Dore’s film assiduously documents missteps too, such as all the “isms” but also some attempts at separatism from patriarchy that meant members of collectives couldn’t even bring their infant sons with them to meetings. Talk about purer than thou. There was a rash of women getting kicked out of the groups they had begun, victims and perpetrators of a “tyranny of structurelessness.”
“We didn’t know what we were doing,” is the take-home message from many of the film’s retrospective interviews. And yet, how much was achieved by trying anyway and seeing what worked. A great deal of the framework we use now was born from these circles of women and queer people, just sitting and figuring shit out. The concept of reproductive justice began taking root in gatherings of feminists of color. The idea that rape is about power instead of desire. The very concept of domestic violence. This stuff may have been thought out alongside bans on infant men, but it when it was thrown at the wall, it stuck.

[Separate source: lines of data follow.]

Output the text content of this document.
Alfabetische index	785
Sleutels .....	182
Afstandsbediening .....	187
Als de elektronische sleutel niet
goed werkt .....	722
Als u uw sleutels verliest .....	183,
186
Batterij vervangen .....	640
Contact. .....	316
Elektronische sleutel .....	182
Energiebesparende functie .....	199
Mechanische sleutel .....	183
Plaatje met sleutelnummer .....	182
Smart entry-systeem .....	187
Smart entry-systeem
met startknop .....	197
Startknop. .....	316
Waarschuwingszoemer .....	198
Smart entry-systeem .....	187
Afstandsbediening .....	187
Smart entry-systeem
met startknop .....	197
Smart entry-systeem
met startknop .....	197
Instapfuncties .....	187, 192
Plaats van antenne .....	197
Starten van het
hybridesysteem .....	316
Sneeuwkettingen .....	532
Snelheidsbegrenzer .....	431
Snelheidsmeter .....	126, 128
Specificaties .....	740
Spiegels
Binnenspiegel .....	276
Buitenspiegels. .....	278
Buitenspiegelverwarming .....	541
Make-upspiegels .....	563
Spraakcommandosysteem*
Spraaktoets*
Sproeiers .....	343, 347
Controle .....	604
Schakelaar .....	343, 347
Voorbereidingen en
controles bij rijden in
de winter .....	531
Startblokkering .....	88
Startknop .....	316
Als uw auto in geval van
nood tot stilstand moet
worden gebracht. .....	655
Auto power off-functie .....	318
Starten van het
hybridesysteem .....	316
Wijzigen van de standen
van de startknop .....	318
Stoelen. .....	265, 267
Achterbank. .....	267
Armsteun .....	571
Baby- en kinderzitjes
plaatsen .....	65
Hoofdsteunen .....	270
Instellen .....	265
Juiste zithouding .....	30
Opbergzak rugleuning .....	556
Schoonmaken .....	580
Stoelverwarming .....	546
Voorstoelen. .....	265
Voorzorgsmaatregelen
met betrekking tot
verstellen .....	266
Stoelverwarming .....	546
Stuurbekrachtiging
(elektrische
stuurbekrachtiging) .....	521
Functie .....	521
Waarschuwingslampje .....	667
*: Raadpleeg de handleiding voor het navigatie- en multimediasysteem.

Watching She’s Beautiful When She’s Angry made me think that we should really revive radical ideas like the push for universal daycare and base salaries for stay-at-home parents. Feminism has become too careerist and lost some of the community-oriented focus of the early days that was both gorgeous and gorgeously messy.
Yet the film also re-cast my discouragement after watching Occupy wither, my handwringing over the fact that protests don’t lead to indictments of cops who kill with impunity. Because it demonstrates that only time will be able to separate what activism is achieving and where it’s falling short, which slights and exasperations leave scars, and which will merely make us laugh.
The best thing we can do is keep being angry, and keep trying.